Similarly, the judgment in Pandian Chemicals Limited v Commissioner of Income Tax 262 ITR 278 is also distinguishable, as interest on a deposit made for supply of electricity is not an element of cost at all, and this being so, is therefore a step removed from the business of the industrial undertaking. Also Liberty India (2009) 9 SCC 328 being the fourth judgment in this line also does not help Revenue.  What this Court was concerned with was an export incentive, which is very far removed from reimbursement of an element of cost.

On facts of present case, the Calcutta High Court in Merino Ply & Chemicals Ltd. v. CIT, 209 ITR 508 [1994], held that transport subsidies were inseparably connected with the business carried on by the assessee. However, in CIT v. Andaman Timber Industries Ltd., 242 ITR 204 [2000], the same High Court arrived at an opposite conclusion in considering whether a deduction was allowable under Section 80HH of the Act in respect of transport subsidy without noticing the aforesaid earlier judgment of a Division Bench of that very court. A Division Bench of the Calcutta High Court in C.I.T. v. Cement Manufacturing Company Limited, by a judgment dated 15.1.2015, distinguished the judgment in CIT v. Andaman Timber Industries Ltd. and held that the Supreme Court in the case of Sahney Steel and Press Works Ltd. & Others versus Commissioner of Income Tax, reported in [1997] 228 ITR held that subsidy on power was confined to ‘power consumed for production’.  In other words, if power is consumed for any other purpose like setting up the plant and machinery, the incentives will not be given. Refund of sales tax will also be in respect of taxes levied after commencement of production and up to a period of five years from the date of commencement of production. It is difficult to hold these subsidies as anything but operation subsidies. These subsidies were given to encourage setting up of industries in the State of Andhra Pradesh by making the business of production and sale of goods in the State more profitable. The judgment in Merino Ply & Chemicals Ltd. and the recent judgment of the Calcutta High Court have correctly appreciated the legal position.

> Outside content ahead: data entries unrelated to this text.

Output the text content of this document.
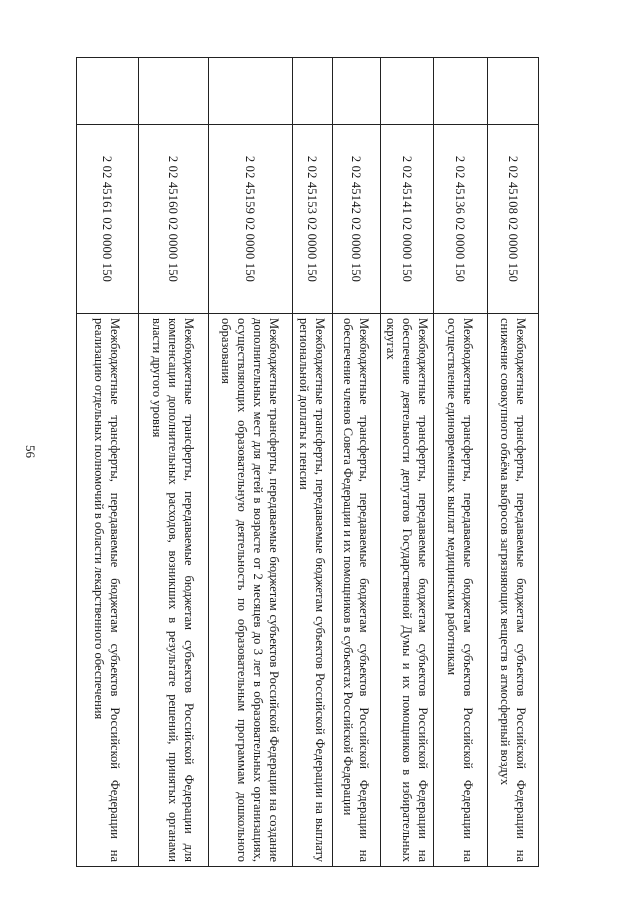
56
	2 02 45108 02 0000 150	Межбюджетные трансферты, передаваемые бюджетам субъектов Российской Федерации на снижение совокупного объёма выбросов загрязняющих веществ в атмосферный воздух
	2 02 45136 02 0000 150	Межбюджетные трансферты, передаваемые бюджетам субъектов Российской Федерации на осуществление единовременных выплат медицинским работникам
	2 02 45141 02 0000 150	Межбюджетные трансферты, передаваемые бюджетам субъектов Российской Федерации на обеспечение деятельности депутатов Государственной Думы и их помощников в избирательных округах
	2 02 45142 02 0000 150	Межбюджетные трансферты, передаваемые бюджетам субъектов Российской Федерации на обеспечение членов Совета Федерации и их помощников в субъектах Российской Федерации
	2 02 45153 02 0000 150	Межбюджетные трансферты, передаваемые бюджетам субъектов Российской Федерации на выплату региональной доплаты к пенсии
	2 02 45159 02 0000 150	Межбюджетные трансферты, передаваемые бюджетам субъектов Российской Федерации на создание дополнительных мест для детей в возрасте от 2 месяцев до 3 лет в образовательных организациях, осуществляющих образовательную деятельность по образовательным программам дошкольного образования
	2 02 45160 02 0000 150	Межбюджетные трансферты, передаваемые бюджетам субъектов Российской Федерации для компенсации дополнительных расходов, возникших в результате решений, принятых органами власти другого уровня
	2 02 45161 02 0000 150	Межбюджетные трансферты, передаваемые бюджетам субъектов Российской Федерации на реализацию отдельных полномочий в области лекарственного обеспечения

Further submission that assistance by way of subsidies which are reimbursed on the incurring of costs relatable to a business, are under the head “income from other sources”. Section 28(iii)(b) specifically states that income from cash assistance, by whatever name called, received or receivable by any person against exports under any scheme of the Government of India, will be income chargeable to income tax under the head “profits and gains of business or profession”. If cash assistance received or receivable against exports schemes are included as being income under the head “profits and gains of business or profession”, it is obvious that subsidies which go to reimbursement of cost in the production of goods of a particular business would also have to be included under the head “profits and gains of business or profession”, and not under the head “income from other sources”.

Accordingly, appeal of the appellant dismissed.